Antes de se fazer qualquer comentário mais crítico a respeito de Bohemian Rhapsody (Bohemian Rhapsody) há que se destacar a ousadia de se levar para tela uma história tão magnética como a de Freddie Mercury (Rami Malek) e, consequentemente, do Queen. E não é fácil condensar. Muita coisa aconteceu naqueles cerca de 20 anos em que se concentra a narrativa - que vai dos primeiros anos de faculdade, quando Mercury (na época ainda o jovem Farrokh Bulsara, nascido na Tanzânia) conhece os seus futuros parceiros de banda, até a indefectível apresentação no Festival Live Aid, quando o Queen já era uma banda consagrada. Nos meio do caminho estão os bastidores das composições, o complicado relacionamento com Mary (Lucy Boynton), o homossexualismo, a descoberta do HIV, o comportamento hedonista, intempestivo e cheio de trejeitos. As inseguranças. As certezas. E a música.
Aliás, o público aparentemente tem gostado do filme - que foi dirigido por Bryan Singer e finalizado por Dexter Fletcher após o primeiro ter sido demitido - por que ele centra boa parte de seus esforços na parte musical. Sim, a ordem com que as músicas surgem na tela pode estar trocada, não respeitando uma ordem cronológica, mas o deleite que sentimos ao assistir de que forma Bohemian Rhapsody foi concebida, por exemplo, é indescritível.
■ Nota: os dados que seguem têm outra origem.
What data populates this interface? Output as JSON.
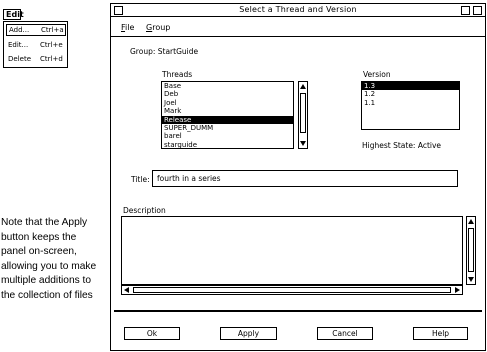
{
  "edit_menu": {
    "title": "Edit",
    "items": [
      {
        "label": "Add...",
        "shortcut": "Ctrl+a"
      },
      {
        "label": "Edit...",
        "shortcut": "Ctrl+e"
      },
      {
        "label": "Delete",
        "shortcut": "Ctrl+d"
      }
    ]
  },
  "note": {
    "text": "Note that the Apply button keeps the panel on-screen, allowing you to make multiple additions to the collection of files"
  },
  "window": {
    "title": "Select a Thread and Version",
    "menubar": {
      "file": {
        "underlined": "F",
        "rest": "ile"
      },
      "group": {
        "underlined": "G",
        "rest": "roup"
      }
    },
    "group_line": "Group:  StartGuide",
    "threads": {
      "label": "Threads",
      "items": [
        "Base",
        "Deb",
        "Joel",
        "Mark",
        "Release",
        "SUPER_DUMM",
        "barel",
        "starguide"
      ],
      "selected_index": 4
    },
    "version": {
      "label": "Version",
      "items": [
        "1.3",
        "1.2",
        "1.1"
      ],
      "selected_index": 0
    },
    "highest_state": "Highest State:  Active",
    "title_field": {
      "label": "Title:",
      "value": "fourth in a series"
    },
    "description_label": "Description",
    "buttons": {
      "ok": "Ok",
      "apply": "Apply",
      "cancel": "Cancel",
      "help": "Help"
    }
  }
}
E tão prazeroso quanto acompanhar o processo criativo é "presenciar" o empresário Ray Foster (o impagável Mike Myers debaixo de TONELADAS de maquiagem) desacreditando a canção, não apenas pelos excessivos seis minutos, mas também pelo seu caráter hermético. Aliás, em partes, Foster tinha razão - a crítica odiou na época (e o filme mostra isso). Mas os fãs, que eram quem mais importava, amaram. E lotaram estádios!
O exercício criativo está em todo o canto e, aqui e ali, temos pinceladas de como podem ter surgido grandes clássicos como Love Of My Life, Another One Bites The Dust e We Will Rock You - e o fato de os verdadeiros Brian May (Gwylin Lee) e Roger Taylor (Ben Hardy) terem sido consultores da película é um indicativo de que possamos estar próximos da verdade (ainda que, aqui e ali, há que se considerar as justas "licenças poéticas" do grupo de realizadores). Em meio a tudo, brigas, excessos ególatras, festas luxuosas e luxuriosas e alguma arrogância. E Malek absolutamente impecável em sua caracterização de Mercury, com seus movimentos sinuosos, dentes proeminentes e postura de rock star, com direito a brigas com a imprensa e outros comportamentos moralmente duvidosos. Aliás, não é por acaso que, a despeito das críticas feitas à película, Malek tem aparecido em algumas bolsas de apostas como possível indicado ao Oscar.
E se há um grande pecado - e muitas vezes esse é o problema das cinebiografias - é a clara tentativa de não macular a história de Mercury. E de tornar o filme mais palatável para as "famílias de bem", que poderiam ficar em choque se "descobrissem" que Mercury era gay e que morreu de AIDS. Sim, eu estou ironizando. Na tela, apenas dois beijos gays e o sexo "nas entrelinhas" entre homens. O mesmo vale para o uso de drogas, nunca mostrado claramente - e sim por meio de estratagemas como mesas "esbranquiçadas" ou névoas permanentes. Mas são opções dentro de um filme, repito, ousado em sua megalomania. Que tem belo desenho de produção (a recriação da época é perfeita) e fotografia e figurino que remetem facilmente aos anos 60, 70 e 80. E a música? Bom, a música é o que move o filme. E é o que te fará estar com lágrimas nos olhos quando os créditos subirem.